By Chris Adams
In an online workshop for the National Press Foundation, two experts on the U.S.-China trade wars said the new coronavirus has already upended trade patterns.
Myron Brilliant and Kurt Tong explained how the virus affects supply chains from Beijing to Washington and ports and communities in between.
As commerce shuts down in locales around the globe, supply chains will crumble, leaving manufacturers empty handed even if they have workers to assemble their goods. The U.S.-China trade war will take a back seat to overarching concerns about the global economy.
“This is not just a U.S. problem or a European problem or a China problem. This is a shared challenge, and we need to have policies that reflect that shared challenge,” said Brilliant, executive vice president and head of international affairs for the U.S. Chamber of Commerce. (Videos: Brilliant discusses the impact of coronavirus on trade and the Chinese economy.)
Brilliant (bio, Twitter) said that businesses are spending their time thinking about the balance between helping employees stay healthy and maintaining at least some business activity. (Click here for the Chamber’s resources on coronavirus.)
Brilliant spoke on March 16, 2020, as the U.S. began its lockdown measures – but well after China had done the same. By then, Chinese economic activity had fallen through the floor: first quarter Chinese gross domestic product estimates had plummeted, and manufacturing purchasing readings were below those of the Great Recession.
Tong (bio) previously was U.S. consul general for Hong Kong and Macau and is now a partner at the Asia Group, based in Washington.
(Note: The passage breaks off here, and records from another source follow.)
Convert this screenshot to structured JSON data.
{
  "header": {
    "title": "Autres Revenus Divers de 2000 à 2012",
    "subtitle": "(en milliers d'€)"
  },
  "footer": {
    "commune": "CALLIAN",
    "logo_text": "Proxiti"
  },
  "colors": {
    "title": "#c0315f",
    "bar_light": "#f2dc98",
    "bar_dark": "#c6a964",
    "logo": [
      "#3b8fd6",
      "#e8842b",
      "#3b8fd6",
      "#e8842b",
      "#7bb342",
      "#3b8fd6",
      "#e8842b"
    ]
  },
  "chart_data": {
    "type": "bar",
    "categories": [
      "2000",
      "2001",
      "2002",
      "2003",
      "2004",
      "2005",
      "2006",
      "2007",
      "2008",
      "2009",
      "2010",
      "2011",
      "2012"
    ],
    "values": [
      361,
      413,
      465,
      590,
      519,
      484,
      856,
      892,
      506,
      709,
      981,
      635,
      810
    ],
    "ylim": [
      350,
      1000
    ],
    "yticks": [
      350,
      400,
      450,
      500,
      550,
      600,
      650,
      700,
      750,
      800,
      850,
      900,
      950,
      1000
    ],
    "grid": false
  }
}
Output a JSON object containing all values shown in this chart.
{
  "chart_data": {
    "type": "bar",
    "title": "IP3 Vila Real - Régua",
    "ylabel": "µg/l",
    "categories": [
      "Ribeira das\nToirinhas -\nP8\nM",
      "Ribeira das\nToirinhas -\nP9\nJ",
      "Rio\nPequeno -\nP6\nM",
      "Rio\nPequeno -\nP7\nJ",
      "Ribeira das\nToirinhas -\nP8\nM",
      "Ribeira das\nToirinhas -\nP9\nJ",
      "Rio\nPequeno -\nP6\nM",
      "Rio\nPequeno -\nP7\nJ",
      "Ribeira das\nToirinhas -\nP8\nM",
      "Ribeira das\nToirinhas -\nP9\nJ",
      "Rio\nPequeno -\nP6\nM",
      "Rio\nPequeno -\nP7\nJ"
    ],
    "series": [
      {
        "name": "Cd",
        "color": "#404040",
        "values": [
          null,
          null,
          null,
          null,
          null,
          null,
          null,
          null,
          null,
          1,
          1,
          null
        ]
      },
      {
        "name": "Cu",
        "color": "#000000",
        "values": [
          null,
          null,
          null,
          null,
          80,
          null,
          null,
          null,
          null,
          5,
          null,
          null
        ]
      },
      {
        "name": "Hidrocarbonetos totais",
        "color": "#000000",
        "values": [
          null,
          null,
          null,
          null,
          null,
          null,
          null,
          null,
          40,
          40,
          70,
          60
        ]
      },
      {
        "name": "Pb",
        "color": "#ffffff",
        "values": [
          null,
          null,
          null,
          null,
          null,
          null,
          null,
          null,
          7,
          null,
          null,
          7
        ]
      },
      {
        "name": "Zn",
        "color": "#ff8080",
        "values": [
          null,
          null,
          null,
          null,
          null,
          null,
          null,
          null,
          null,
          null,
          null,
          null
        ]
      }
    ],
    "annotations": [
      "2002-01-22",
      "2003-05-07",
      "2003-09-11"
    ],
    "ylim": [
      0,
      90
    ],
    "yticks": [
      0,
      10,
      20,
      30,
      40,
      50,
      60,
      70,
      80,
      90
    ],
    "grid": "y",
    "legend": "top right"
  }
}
He had a front-row seat as the U.S. and China ramped up their trade and tariff war three years ago, and he’s well-versed in the dynamics of the global supply chain.
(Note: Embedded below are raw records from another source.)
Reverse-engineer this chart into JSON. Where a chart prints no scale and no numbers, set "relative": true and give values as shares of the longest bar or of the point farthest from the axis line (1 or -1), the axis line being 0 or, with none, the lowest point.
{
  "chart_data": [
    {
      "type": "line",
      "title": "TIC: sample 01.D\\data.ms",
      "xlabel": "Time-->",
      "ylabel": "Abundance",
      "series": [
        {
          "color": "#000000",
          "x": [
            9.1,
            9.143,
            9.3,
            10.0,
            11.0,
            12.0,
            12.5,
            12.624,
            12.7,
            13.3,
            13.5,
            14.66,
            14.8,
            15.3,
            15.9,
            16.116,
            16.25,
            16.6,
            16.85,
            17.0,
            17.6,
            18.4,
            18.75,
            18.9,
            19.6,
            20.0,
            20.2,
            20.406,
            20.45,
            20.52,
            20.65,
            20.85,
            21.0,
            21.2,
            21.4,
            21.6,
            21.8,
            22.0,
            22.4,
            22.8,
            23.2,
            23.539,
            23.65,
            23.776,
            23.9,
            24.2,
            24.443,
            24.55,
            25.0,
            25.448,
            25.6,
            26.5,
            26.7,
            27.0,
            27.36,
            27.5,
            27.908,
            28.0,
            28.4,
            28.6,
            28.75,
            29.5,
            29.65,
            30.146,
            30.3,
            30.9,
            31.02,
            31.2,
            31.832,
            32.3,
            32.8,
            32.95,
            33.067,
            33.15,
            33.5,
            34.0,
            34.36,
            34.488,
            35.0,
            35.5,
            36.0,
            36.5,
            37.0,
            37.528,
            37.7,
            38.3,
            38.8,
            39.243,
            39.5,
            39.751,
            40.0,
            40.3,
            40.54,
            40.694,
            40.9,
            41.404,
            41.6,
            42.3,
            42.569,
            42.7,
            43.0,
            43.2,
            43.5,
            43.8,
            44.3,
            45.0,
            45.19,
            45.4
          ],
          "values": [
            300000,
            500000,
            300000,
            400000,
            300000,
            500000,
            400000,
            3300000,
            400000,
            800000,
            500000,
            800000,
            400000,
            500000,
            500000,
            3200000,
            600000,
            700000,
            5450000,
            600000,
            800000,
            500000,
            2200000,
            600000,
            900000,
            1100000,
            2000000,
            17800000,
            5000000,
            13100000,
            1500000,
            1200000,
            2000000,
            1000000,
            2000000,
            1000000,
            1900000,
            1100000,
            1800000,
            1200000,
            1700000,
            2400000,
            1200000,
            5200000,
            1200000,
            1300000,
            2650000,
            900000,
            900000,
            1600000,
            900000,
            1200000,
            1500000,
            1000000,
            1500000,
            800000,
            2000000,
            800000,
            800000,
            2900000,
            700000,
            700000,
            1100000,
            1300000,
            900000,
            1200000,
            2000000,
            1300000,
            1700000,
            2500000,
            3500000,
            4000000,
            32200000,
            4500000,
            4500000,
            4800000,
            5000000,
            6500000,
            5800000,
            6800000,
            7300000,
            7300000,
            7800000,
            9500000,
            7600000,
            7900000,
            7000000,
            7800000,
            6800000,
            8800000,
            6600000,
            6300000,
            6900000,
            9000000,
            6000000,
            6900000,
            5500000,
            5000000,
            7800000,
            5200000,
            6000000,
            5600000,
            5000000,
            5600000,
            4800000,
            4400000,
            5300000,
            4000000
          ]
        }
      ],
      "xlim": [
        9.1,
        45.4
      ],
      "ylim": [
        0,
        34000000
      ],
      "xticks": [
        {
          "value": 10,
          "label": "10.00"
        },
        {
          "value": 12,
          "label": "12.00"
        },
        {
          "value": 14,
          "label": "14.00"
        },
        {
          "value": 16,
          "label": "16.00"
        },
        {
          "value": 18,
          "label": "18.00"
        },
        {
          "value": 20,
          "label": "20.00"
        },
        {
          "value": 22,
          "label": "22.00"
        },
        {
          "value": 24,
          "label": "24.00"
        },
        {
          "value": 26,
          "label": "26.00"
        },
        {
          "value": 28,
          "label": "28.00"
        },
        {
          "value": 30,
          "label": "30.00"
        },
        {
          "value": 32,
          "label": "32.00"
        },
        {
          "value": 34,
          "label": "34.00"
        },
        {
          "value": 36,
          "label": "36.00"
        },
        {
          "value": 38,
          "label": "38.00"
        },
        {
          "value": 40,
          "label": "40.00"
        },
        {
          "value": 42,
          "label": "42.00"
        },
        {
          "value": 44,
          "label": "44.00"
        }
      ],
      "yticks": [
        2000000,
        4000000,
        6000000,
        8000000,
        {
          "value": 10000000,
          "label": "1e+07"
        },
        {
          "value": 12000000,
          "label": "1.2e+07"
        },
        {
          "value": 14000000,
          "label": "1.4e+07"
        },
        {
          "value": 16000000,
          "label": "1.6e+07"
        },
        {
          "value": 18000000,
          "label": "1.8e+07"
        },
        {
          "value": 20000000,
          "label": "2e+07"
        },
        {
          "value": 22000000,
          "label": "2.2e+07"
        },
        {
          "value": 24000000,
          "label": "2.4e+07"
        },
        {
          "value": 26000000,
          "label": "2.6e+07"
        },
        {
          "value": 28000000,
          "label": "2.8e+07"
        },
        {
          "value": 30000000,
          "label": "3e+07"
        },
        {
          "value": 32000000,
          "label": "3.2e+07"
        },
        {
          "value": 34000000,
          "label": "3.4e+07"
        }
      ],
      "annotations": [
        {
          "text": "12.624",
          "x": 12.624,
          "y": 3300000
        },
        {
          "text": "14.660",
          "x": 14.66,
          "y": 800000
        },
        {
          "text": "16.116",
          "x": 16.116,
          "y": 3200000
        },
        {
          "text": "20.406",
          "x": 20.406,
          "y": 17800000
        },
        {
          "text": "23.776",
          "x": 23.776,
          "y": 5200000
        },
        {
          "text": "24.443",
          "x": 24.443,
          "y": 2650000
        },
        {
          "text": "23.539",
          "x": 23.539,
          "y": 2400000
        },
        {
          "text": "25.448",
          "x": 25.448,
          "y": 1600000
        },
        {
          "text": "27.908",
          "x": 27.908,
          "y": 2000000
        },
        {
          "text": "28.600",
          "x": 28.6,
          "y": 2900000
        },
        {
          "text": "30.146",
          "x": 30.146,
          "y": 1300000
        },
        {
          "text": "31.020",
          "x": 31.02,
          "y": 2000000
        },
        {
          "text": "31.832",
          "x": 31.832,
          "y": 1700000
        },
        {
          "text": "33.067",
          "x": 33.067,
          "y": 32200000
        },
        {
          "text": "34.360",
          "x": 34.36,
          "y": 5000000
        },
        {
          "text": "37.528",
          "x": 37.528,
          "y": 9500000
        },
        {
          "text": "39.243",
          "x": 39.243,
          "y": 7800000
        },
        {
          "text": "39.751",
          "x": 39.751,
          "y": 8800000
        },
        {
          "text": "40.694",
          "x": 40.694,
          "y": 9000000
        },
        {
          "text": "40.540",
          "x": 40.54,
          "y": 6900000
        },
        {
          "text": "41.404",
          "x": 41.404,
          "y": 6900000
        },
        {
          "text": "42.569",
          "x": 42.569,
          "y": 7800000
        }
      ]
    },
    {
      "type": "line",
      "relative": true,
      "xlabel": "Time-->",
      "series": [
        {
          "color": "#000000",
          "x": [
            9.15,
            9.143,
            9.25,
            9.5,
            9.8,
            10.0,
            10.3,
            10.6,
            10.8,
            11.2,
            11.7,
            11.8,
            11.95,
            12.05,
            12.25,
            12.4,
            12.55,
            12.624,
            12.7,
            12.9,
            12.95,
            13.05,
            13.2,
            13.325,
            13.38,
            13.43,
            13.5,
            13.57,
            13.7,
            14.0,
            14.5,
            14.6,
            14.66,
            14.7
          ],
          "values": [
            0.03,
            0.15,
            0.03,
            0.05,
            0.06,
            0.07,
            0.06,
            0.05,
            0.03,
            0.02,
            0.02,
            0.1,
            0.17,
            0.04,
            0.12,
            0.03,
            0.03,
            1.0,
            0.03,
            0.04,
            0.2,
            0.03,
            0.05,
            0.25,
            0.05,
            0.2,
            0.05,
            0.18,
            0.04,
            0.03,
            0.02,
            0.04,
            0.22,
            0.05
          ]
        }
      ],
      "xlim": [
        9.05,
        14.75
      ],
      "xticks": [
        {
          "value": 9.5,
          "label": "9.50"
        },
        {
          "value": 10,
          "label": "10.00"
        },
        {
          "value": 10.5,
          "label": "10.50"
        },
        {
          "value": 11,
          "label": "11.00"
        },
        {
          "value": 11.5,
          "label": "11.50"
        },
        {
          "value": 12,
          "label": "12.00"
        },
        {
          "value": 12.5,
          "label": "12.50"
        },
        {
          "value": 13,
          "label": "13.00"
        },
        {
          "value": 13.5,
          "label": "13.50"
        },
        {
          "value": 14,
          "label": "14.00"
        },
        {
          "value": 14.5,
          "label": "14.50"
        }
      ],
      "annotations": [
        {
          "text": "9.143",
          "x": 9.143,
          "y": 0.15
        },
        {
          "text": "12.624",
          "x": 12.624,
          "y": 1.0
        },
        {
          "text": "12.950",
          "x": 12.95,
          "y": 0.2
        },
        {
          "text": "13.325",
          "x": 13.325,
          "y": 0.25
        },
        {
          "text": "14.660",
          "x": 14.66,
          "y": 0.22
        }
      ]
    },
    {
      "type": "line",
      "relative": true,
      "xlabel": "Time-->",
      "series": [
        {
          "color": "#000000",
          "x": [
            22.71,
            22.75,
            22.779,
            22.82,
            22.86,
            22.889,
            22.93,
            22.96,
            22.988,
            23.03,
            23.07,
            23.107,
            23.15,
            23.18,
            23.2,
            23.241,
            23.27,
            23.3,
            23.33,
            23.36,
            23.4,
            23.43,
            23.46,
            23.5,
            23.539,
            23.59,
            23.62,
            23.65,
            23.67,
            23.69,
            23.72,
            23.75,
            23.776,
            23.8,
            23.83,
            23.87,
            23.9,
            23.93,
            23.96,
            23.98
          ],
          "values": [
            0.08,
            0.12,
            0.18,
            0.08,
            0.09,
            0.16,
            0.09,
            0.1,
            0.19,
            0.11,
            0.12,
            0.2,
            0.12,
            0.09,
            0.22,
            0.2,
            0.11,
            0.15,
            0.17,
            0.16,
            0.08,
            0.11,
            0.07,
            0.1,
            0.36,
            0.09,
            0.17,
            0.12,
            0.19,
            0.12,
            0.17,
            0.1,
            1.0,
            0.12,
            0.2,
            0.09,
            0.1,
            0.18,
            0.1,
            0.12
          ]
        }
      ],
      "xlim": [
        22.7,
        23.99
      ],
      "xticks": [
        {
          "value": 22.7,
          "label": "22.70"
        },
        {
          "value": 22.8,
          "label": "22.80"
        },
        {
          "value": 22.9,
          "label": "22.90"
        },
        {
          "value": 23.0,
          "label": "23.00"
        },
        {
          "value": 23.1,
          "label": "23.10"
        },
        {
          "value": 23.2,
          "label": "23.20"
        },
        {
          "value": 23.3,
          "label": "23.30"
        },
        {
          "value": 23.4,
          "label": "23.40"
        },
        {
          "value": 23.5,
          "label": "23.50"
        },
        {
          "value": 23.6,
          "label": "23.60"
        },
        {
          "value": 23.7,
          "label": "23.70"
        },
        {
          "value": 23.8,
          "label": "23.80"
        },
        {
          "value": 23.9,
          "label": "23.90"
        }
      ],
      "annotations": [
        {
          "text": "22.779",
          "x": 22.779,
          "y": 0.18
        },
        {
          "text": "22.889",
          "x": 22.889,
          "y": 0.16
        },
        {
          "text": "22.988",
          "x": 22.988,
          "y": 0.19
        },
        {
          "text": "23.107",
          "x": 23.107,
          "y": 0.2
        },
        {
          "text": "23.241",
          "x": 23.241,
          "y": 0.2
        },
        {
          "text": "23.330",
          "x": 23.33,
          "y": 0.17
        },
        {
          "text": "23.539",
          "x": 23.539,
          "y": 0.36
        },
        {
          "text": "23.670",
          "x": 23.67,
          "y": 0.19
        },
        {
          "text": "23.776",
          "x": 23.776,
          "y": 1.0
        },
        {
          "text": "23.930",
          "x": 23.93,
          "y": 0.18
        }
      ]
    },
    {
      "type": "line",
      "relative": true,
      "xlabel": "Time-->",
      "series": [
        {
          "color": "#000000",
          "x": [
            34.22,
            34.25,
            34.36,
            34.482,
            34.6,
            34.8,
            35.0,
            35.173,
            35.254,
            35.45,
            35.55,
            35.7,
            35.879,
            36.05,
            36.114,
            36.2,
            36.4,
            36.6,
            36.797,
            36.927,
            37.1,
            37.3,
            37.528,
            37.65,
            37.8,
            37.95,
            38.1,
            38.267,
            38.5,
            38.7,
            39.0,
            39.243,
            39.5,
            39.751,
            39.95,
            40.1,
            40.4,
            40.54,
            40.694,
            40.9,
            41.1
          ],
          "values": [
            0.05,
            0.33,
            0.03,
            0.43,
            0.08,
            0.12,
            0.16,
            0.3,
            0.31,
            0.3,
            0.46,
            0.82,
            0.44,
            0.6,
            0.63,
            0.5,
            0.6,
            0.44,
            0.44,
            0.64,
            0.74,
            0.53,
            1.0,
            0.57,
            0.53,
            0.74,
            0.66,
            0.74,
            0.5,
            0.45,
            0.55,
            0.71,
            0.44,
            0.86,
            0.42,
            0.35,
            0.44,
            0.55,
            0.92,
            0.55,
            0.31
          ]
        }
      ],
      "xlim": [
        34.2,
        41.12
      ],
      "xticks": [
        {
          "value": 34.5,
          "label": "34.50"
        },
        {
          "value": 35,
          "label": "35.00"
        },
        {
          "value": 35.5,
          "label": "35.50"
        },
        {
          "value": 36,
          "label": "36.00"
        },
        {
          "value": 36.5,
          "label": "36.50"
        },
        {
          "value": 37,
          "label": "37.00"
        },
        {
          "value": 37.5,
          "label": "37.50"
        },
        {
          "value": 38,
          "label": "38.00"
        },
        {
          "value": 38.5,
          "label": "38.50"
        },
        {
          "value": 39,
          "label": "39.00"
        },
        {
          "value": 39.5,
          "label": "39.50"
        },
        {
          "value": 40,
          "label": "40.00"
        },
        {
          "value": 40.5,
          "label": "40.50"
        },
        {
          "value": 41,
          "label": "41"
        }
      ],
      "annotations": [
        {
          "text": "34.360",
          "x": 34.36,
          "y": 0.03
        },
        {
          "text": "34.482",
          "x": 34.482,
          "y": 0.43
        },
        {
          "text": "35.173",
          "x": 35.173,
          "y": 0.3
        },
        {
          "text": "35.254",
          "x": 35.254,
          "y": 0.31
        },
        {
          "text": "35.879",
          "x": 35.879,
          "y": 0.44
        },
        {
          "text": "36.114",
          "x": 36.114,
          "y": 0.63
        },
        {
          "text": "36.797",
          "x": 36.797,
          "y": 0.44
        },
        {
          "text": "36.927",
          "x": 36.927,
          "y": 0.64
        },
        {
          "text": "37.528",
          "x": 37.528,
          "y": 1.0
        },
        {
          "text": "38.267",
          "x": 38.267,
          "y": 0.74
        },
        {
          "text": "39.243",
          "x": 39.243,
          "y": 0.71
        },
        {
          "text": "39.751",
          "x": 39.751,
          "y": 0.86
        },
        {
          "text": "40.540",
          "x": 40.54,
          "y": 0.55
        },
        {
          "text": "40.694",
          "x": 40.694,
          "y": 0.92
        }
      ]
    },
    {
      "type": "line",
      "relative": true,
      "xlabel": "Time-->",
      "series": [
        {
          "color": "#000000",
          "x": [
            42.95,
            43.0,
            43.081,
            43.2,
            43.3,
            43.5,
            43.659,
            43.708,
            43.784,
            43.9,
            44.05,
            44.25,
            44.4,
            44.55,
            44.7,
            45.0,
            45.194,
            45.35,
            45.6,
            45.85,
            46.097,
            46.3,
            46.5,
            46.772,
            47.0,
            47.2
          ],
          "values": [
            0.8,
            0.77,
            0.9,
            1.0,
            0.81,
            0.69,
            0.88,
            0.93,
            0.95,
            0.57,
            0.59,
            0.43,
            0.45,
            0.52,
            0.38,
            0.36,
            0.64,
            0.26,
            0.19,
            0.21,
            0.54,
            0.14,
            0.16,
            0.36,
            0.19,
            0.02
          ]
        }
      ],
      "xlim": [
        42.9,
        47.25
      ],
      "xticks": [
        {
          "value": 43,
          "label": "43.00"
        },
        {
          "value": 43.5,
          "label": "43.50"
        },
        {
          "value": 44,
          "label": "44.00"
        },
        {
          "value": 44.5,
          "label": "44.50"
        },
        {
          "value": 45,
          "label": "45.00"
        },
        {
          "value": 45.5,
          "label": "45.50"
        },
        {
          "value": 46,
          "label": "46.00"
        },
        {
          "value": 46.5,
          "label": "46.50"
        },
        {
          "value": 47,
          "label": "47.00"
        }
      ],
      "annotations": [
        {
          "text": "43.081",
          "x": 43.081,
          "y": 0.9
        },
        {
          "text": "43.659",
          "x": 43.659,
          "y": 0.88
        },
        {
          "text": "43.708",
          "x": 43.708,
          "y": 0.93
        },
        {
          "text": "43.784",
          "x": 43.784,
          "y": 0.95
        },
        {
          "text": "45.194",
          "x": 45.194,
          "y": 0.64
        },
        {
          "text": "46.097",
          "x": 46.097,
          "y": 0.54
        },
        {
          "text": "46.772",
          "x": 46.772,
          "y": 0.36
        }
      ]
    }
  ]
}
In the age of coronavirus, Tong said three sometimes-competing trends are at play: decoupling, or the increasing distance between the U.S. and Chinese economy; globalization, which dominated in recent decades as companies built supply chains irrespective of national borders; and re-globalization, which will happen after the coronavirus crisis wanes. (Video: Tong details the three trends.)
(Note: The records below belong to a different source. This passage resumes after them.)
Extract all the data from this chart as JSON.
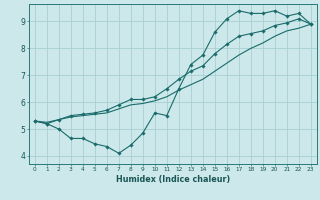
{
  "xlabel": "Humidex (Indice chaleur)",
  "bg_color": "#cce8ea",
  "grid_color": "#a8d0d2",
  "line_color": "#1a6b6b",
  "xlim": [
    -0.5,
    23.5
  ],
  "ylim": [
    3.7,
    9.65
  ],
  "yticks": [
    4,
    5,
    6,
    7,
    8,
    9
  ],
  "xticks": [
    0,
    1,
    2,
    3,
    4,
    5,
    6,
    7,
    8,
    9,
    10,
    11,
    12,
    13,
    14,
    15,
    16,
    17,
    18,
    19,
    20,
    21,
    22,
    23
  ],
  "line1_x": [
    0,
    1,
    2,
    3,
    4,
    5,
    6,
    7,
    8,
    9,
    10,
    11,
    12,
    13,
    14,
    15,
    16,
    17,
    18,
    19,
    20,
    21,
    22,
    23
  ],
  "line1_y": [
    5.3,
    5.2,
    5.0,
    4.65,
    4.65,
    4.45,
    4.35,
    4.1,
    4.4,
    4.85,
    5.6,
    5.5,
    6.5,
    7.4,
    7.75,
    8.6,
    9.1,
    9.4,
    9.3,
    9.3,
    9.4,
    9.2,
    9.3,
    8.9
  ],
  "line2_x": [
    0,
    1,
    2,
    3,
    4,
    5,
    6,
    7,
    8,
    9,
    10,
    11,
    12,
    13,
    14,
    15,
    16,
    17,
    18,
    19,
    20,
    21,
    22,
    23
  ],
  "line2_y": [
    5.3,
    5.25,
    5.35,
    5.45,
    5.5,
    5.55,
    5.6,
    5.75,
    5.9,
    5.95,
    6.05,
    6.2,
    6.45,
    6.65,
    6.85,
    7.15,
    7.45,
    7.75,
    8.0,
    8.2,
    8.45,
    8.65,
    8.75,
    8.9
  ],
  "line3_x": [
    0,
    1,
    2,
    3,
    4,
    5,
    6,
    7,
    8,
    9,
    10,
    11,
    12,
    13,
    14,
    15,
    16,
    17,
    18,
    19,
    20,
    21,
    22,
    23
  ],
  "line3_y": [
    5.3,
    5.2,
    5.35,
    5.5,
    5.55,
    5.6,
    5.7,
    5.9,
    6.1,
    6.1,
    6.2,
    6.5,
    6.85,
    7.15,
    7.35,
    7.8,
    8.15,
    8.45,
    8.55,
    8.65,
    8.85,
    8.95,
    9.1,
    8.9
  ]
}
“The defining characteristic of this year is deglobalization,” Tong said. “Human beings because of the virus are not associating with each other as much. … The re-globalization process will happen starting in Asia and spreading outward, just as the virus did.”
Think about the car industry, Tong said.
“In order to complete a vehicle, you’ve got to have all the parts,” he said. “If you don’t have that last part you can’t ship it. … That is something we are seeing already.” (Video: Tong discusses the impact on automotive supply chains.)